Brigitte Pellerin is a filmmaker, karate world champion, mother of three, and a contributing writer to Canadians for Affordable Energy.
You don’t have to be a climate-change alarmist to recognize that we need to make some changes to the way we consume energy. I’m not personally in a panic, but I see a lot of waste and try to do my bit to reduce it.
I set the thermostat lower in the winter, and don’t turn my house into a fridge in the summer. I drive a well-tuned, reasonably efficient vehicle. At the lake, I don’t go on endless boat rides to nowhere. I try to take transit in town. I use cloth bags.
Those are small changes. I like the idea of solar panels and those fancy geothermal systems, but that’s out of my budget. So are electric vehicles (EVs). A friend of mine has a Nissan Leaf to zip around town, and she loves it. Their family also has a conventional car for longer trips. That seems like a fine plan for an urban two-car family. Except we only have one car, and we travel outside the city a lot to go to the cottage and to karate tournaments, always carrying stupendous mounds of supplies and gear. The kind of EVs that would do the job are too expensive—even if that technology exists. Hybrids are better that way, but if the point is to get off gas, am I better off waiting for EVs to come down? I don’t know, so I wait. Let someone else make the wrong move.
Some people, though, don’t want to wait. And they’re taking us with them on their all-electric ride, whether we want to or not.
Tesla, for instance, recently unveiled an impressive-looking all-electric truck that has people either excited or grouchy, depending on where they sit on the alarmist scale. Personally, I think they’re cool—in theory. After all, transportation in Canada accounts for roughly one-quarter of greenhouse gas emissions, with freight trucks alone responsible for 63 megatonnes of carbon-dioxide equivalent in 2015, up from 20 megatonnes in 1990. (Compare that to passenger cars, which produce 37 megatonnes, and light passenger trucks, which produce 46 megatonnes.) If all-electric trucks can make a significant dent in these numbers, this would have to be good news.
But as always with these things, the devil is in the details.
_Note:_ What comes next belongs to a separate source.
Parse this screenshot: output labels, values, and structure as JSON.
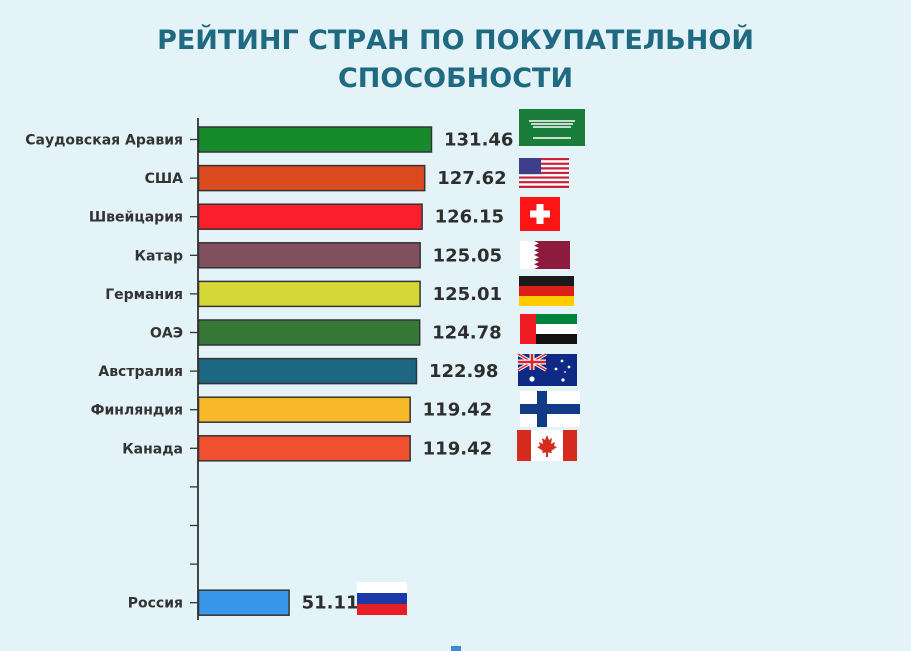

And we’re precious low on those as I write.
We don’t have a price for the trucks. But businesses will be helped financially thanks to Ontario’s new e-truck subsidies of up to $75,000 per vehicle. We also don’t know their empty weight. This matters because there is a limit on how heavy trucks can be on the road. If the empty weight is higher than a conventional rig, companies will be allowed to carry less stuff per trip, and that will mean more trips. How much more efficient is that? It’s not clear. Will the batteries work as advertised? Plenty of experts are skeptical. Will there be enough charging power to make the plan work? What happens if (or, in Ontario, when) the price of electricity goes up?
No matter: several companies have decided to jump in with all 18 wheels. Pepsi wants 100 Tesla semis. Walmart is said to have put dibs on 15. And Loblaw reserved 25, after announcing in November that it had also ordered electric big rigs from Chinese company BYD—all part of the grocer’s plan to reduce transport-related emissions by 25 per cent by 2030.
All those companies put deposits on the Teslas. At first it was $5,000 per, but the amount has since quadrupled. For trucks that won’t be delivered until 2019. If I took this kind of approach to risk with my family’s finances, my banker’s hair would burst into flames. Why are we supposed to applaud when these companies do it?
Because the current climate demands something be done, and this is something. Though in fairness, if those companies sat on their hands while the rest of us made efforts to reduce emissions, they’d be in trouble, too. They have a fine line to walk, for sure. But for families who are already a bit strapped, higher grocery bills are a scary prospect.
When asked how Loblaw intended to make sure this switch to electric trucks won’t result in a nasty surprise at the register for people like you and me, the friendly PR team replied: “From an environmental perspective, we know cutting carbon emissions is a necessity. As a business, we see opportunities to reduce our carbon footprint while lowering operating costs, which will ultimately benefit Canadian consumers.” When pressed for more details, the company added: “Focusing on resource efficiency helps to keep costs low for our business, and therefore, it also helps keep prices for consumers low.”
I want to believe it, because switching from diesel to electric seems like a decent idea even if I’m not panicking about global warming. But I’ll be keeping my fingers crossed. That’s all I can do.